Eppure è più che mai fondamentale che i ragazzi vengano formati e che vengano creati sbocchi lavorativi, che la scuola sia connessa al mondo del lavoro ed i ragazzi siano in grado di inserirsi. Parliamo di una generazione che ha vissuto nell’arco di 12 anni le due più gravi crisi economiche dal dopoguerra ed una pandemia nel mezzo, che erediterà il più grande debito pubblico della storia della repubblica italiana e altro che quota 100, dovrà pregare se riuscirà ad avere anche il minimo per vivere dignitosamente dopo i 70 anni vista il generation gap. Parliamo di ragazzi che si dovranno districare in un mercato del lavoro immobile, con stipendi in nero da fame o contratti da stagisti gratuiti mentre la vecchia generazione, che è responsabile di ciò e si dovrebbe far carico di questi problemi, è immobile e gli dà dei pantofolari.
Un ragazzo non può sostenere il costo di fare una scelta sbagliata perché non gli sono stati dati gli strumenti adeguati da chi avrebbe dovuto farlo, finendo a scegliere di getto una facoltà di psicologia, economia, giurisprudenza o che altro. Non in Italia, non in Europa. Un ragazzo non può avere una formazione scolastica più scadente solo per essere nato nel quartiere sbagliato, non può non ottenere un adeguato supporto psicologico se non ha avuto la fortuna di avere una famiglia stabile. In un paese europeo che riconosce l’istruzione e la salute, anche mentale, quali diritti fondamentali deve essere garantito ai ragazzi, indipendentemente dalla scuola che frequentino, se liceo o istituto tecnico, lo stesso livello di istruzione e formazione.

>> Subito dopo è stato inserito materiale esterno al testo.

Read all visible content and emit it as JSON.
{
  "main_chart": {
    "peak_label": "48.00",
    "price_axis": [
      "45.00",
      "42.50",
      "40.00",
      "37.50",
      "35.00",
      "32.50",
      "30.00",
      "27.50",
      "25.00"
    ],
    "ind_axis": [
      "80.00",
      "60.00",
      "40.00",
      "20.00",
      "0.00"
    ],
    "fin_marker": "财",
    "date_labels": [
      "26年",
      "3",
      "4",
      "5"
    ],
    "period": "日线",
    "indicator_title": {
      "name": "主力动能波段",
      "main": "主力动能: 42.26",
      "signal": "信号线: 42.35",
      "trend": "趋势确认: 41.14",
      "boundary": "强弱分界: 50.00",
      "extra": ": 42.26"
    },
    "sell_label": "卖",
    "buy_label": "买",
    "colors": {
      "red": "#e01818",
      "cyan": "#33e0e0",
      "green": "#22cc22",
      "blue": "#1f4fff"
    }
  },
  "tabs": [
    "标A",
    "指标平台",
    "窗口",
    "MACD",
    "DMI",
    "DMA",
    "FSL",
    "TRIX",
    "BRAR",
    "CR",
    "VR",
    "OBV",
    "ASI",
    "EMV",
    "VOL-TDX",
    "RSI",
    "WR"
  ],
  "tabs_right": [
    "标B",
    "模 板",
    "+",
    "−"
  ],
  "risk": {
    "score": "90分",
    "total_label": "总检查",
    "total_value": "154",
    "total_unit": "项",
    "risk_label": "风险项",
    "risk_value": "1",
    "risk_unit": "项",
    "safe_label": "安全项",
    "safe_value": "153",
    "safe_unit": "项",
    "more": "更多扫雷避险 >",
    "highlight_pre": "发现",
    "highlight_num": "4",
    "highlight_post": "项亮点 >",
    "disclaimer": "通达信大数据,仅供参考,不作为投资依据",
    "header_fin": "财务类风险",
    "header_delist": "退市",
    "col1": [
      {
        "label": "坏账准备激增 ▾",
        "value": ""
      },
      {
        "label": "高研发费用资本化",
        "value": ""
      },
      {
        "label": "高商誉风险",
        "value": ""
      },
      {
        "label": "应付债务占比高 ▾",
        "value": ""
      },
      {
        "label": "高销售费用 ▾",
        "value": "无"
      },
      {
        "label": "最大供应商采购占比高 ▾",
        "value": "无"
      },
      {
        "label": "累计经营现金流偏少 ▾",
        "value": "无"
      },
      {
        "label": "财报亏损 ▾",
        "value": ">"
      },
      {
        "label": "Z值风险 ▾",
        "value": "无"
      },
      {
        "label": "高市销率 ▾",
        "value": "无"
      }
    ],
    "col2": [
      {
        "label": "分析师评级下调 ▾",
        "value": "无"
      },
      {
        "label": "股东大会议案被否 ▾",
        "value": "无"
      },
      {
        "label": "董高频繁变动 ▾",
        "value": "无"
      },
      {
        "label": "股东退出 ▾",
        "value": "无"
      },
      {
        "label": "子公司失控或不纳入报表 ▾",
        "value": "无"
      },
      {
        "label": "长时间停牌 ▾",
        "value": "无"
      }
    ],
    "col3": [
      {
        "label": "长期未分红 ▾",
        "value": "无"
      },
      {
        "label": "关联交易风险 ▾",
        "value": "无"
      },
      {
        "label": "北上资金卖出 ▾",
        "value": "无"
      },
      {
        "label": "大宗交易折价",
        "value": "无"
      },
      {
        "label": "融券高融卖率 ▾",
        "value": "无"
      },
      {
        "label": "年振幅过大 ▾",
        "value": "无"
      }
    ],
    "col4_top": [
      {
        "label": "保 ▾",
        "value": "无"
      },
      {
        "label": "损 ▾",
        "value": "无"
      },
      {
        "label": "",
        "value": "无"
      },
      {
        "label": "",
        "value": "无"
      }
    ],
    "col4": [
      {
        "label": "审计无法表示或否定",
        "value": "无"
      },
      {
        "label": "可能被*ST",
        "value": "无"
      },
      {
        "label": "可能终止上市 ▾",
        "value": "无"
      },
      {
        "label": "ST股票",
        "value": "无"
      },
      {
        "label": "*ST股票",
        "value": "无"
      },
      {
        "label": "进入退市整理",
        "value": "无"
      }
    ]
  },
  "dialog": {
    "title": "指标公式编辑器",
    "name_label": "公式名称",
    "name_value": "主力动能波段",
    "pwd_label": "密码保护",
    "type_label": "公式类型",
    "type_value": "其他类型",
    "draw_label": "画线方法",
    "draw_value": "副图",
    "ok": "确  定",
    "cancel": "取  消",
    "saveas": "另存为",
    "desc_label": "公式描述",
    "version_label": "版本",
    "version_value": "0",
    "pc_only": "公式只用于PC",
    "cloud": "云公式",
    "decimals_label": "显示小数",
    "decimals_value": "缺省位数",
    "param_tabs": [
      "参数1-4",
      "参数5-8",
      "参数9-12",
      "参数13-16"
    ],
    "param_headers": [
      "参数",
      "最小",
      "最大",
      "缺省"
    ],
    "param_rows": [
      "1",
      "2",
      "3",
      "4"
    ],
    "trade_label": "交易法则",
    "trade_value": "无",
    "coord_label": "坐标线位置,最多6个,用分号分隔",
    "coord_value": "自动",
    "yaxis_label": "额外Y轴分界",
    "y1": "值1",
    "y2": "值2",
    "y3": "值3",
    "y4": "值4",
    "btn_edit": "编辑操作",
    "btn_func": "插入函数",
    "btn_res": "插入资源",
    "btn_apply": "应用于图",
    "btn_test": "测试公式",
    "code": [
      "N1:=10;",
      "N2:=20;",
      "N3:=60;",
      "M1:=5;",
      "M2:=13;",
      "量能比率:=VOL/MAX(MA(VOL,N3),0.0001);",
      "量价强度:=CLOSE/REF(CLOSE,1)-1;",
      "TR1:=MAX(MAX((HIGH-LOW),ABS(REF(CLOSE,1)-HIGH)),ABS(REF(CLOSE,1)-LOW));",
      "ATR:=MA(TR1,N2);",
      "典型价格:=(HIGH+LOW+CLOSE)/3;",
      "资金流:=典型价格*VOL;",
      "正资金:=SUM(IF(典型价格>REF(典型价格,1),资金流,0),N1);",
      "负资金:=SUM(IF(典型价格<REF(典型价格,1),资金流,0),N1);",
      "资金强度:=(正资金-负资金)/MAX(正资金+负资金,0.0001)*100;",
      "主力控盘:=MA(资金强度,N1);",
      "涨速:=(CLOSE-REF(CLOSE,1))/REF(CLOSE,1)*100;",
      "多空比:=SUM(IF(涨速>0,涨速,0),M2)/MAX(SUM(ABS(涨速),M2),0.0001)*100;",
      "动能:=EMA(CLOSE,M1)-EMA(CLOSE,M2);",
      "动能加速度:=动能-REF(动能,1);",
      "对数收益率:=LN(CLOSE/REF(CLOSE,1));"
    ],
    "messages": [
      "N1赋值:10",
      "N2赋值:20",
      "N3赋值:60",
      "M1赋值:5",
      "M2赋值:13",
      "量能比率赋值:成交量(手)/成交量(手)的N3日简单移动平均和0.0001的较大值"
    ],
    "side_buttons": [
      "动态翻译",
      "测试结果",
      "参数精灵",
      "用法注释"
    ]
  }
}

Scegliere la facoltà sbagliata perché la scuola non è stata in grado di farmi capire come funziona l’università vuol dire come minimo perdere 3 anni della propria vita, in un mercato del lavoro che guarda anche al mese in cui ti laurei. Non mettere a conoscenza dello i possibili futuri lavorativi che gli si potranno presentare vuol dire condannarlo al caso o peggio. Se non so come valorizzarmi rimarrò sempre un diamante grezzo.
In quest’ottica nasce il progetto “Diamanti nella Roccia”: aiutare i ragazzi a valorizzare le loro potenzialità nascoste e far si che non vengano disperse. Un progetto di giovani per i giovani, di aiuto reciproco e solidale che vuole farsi carico di quelle responsabilità che chi di dovere non ha assolto. Assistere i ragazzi all’ultimo anno di scuola per insegnare loro delle competenze banali ma fondamentali: come scrivere un CV, come gestire un flusso di lavoro, come realizzare un progetto di vita e tutte quelle soft e hard skills richieste e necessarie nel mondo del lavoro, introdurli ai possibili futuri accademici e/o lavorativi. Alcuni di noi sono stati più fortunati di altri, per questo vogliamo tendere una mano e aiutare, sebbene con tutti i limiti e ignoranza della nostra giovane età, chi verrà dopo di noi.